John Joy Edson (May 17, 1846 – July 15, 1935), was president of the Washington Loan and Trust Company, Equitable Co-operative Building Association, treasurer of the American Geographical Society, and Chairman of the Board and treasurer of the National Geographic Society.

==Biography==
John Joy Edson was born on May 17, 1846, in Jefferson, Ohio. He attended public schools in Ohio.

At 14, he enlisted in the 61st New York Volunteers serving in the Civil War in the Virginia and Maryland campaigns.
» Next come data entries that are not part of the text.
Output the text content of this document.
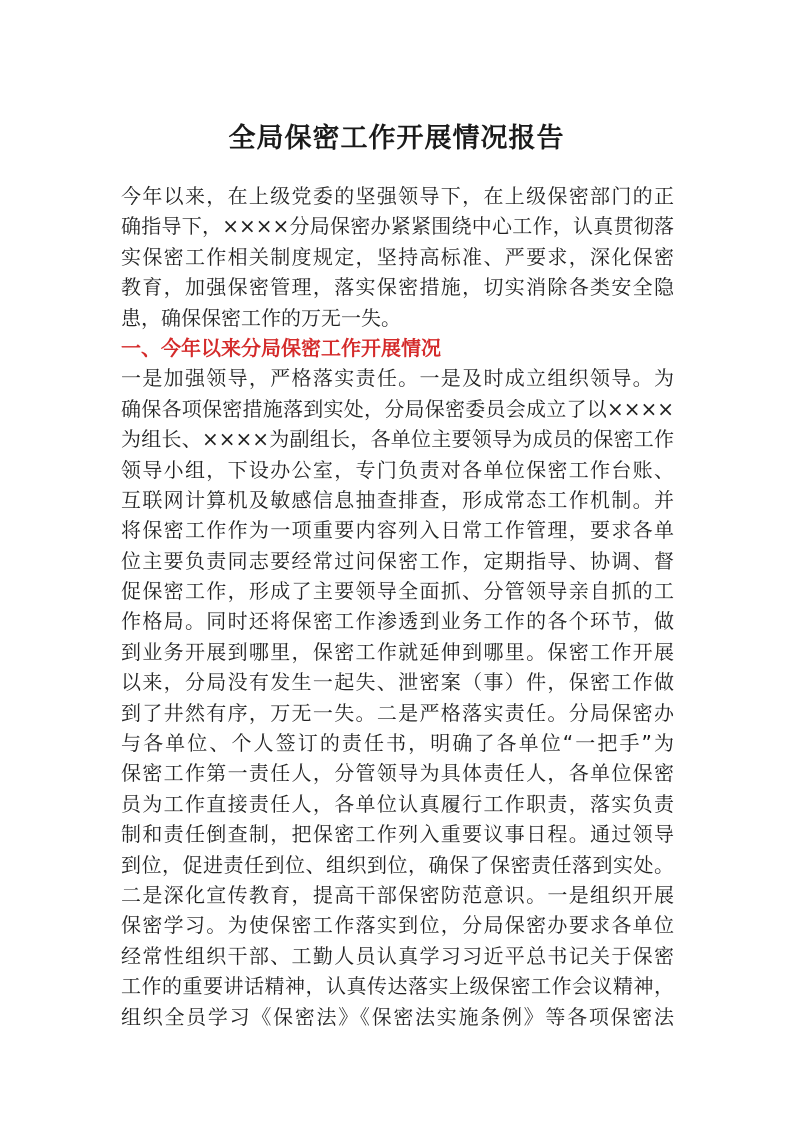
全局保密工作开展情况报告
今年以来，在上级党委的坚强领导下，在上级保密部门的正
确指导下，××××分局保密办紧紧围绕中心工作，认真贯彻落
实保密工作相关制度规定，坚持高标准、严要求，深化保密
教育，加强保密管理，落实保密措施，切实消除各类安全隐
患，确保保密工作的万无一失。
一、今年以来分局保密工作开展情况
一是加强领导，严格落实责任。一是及时成立组织领导。为
确保各项保密措施落到实处，分局保密委员会成立了以××××
为组长、××××为副组长，各单位主要领导为成员的保密工作
领导小组，下设办公室，专门负责对各单位保密工作台账、
互联网计算机及敏感信息抽查排查，形成常态工作机制。并
将保密工作作为一项重要内容列入日常工作管理，要求各单
位主要负责同志要经常过问保密工作，定期指导、协调、督
促保密工作，形成了主要领导全面抓、分管领导亲自抓的工
作格局。同时还将保密工作渗透到业务工作的各个环节，做
到业务开展到哪里，保密工作就延伸到哪里。保密工作开展
以来，分局没有发生一起失、泄密案（事）件，保密工作做
到了井然有序，万无一失。二是严格落实责任。分局保密办
与各单位、个人签订的责任书，明确了各单位“一把手”为
保密工作第一责任人，分管领导为具体责任人，各单位保密
员为工作直接责任人，各单位认真履行工作职责，落实负责
制和责任倒查制，把保密工作列入重要议事日程。通过领导
到位，促进责任到位、组织到位，确保了保密责任落到实处。
二是深化宣传教育，提高干部保密防范意识。一是组织开展
保密学习。为使保密工作落实到位，分局保密办要求各单位
经常性组织干部、工勤人员认真学习习近平总书记关于保密
工作的重要讲话精神，认真传达落实上级保密工作会议精神，
组织全员学习《保密法》《保密法实施条例》等各项保密法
He was a clerk in the office of the Comptroller of the Currency, from 1863 to 1875. He graduated from Columbia Law School in 1868 with a J.D. He practiced patent law from 1875 to 1881 with his brother, Joseph Edson.

In 1879, he organized the Equitable Co-operative Building Association, serving as secretary, and president from 1898 to 1935. He was vice president of the Washington Loan and Trust Company from 1889, serving as president from 1894 to 1917, and chairman of the board from 1917 to 1935. He served on the board of Columbia National Bank, National Metropolitan Bank, and Potomac Fire Insurance Company.

He was president of the Greater Washington Board of Trade from 1901 to 1902, and Washington Bankers Association, and was treasurer of the U.S. Chamber of Commerce from 1912 to 1935. He chaired the Citizens' Executive Committee, for the Grand Army of the Republic in 1892. He was president of the Civil Service Reform Association from 1895 to 1907. He was treasurer of the Associated Charities from 1903 to 1934, and was president of the District government's Board of Charities. He was a delegate to the Pan-American Financial Congress in 1914.

==Personal life==
Edson was married to Elizabeth Berthrong and had three children: Elizabeth Edson, John Joy Edson Jr. (1871–1921) and another son who died in infancy.

In 1928, he was hit by a car crossing F Street in Washington, D.C. He died on July 15, 1935, at his home in Washington, D.C. He was interred at Arlington National Cemetery in Arlington, Virginia.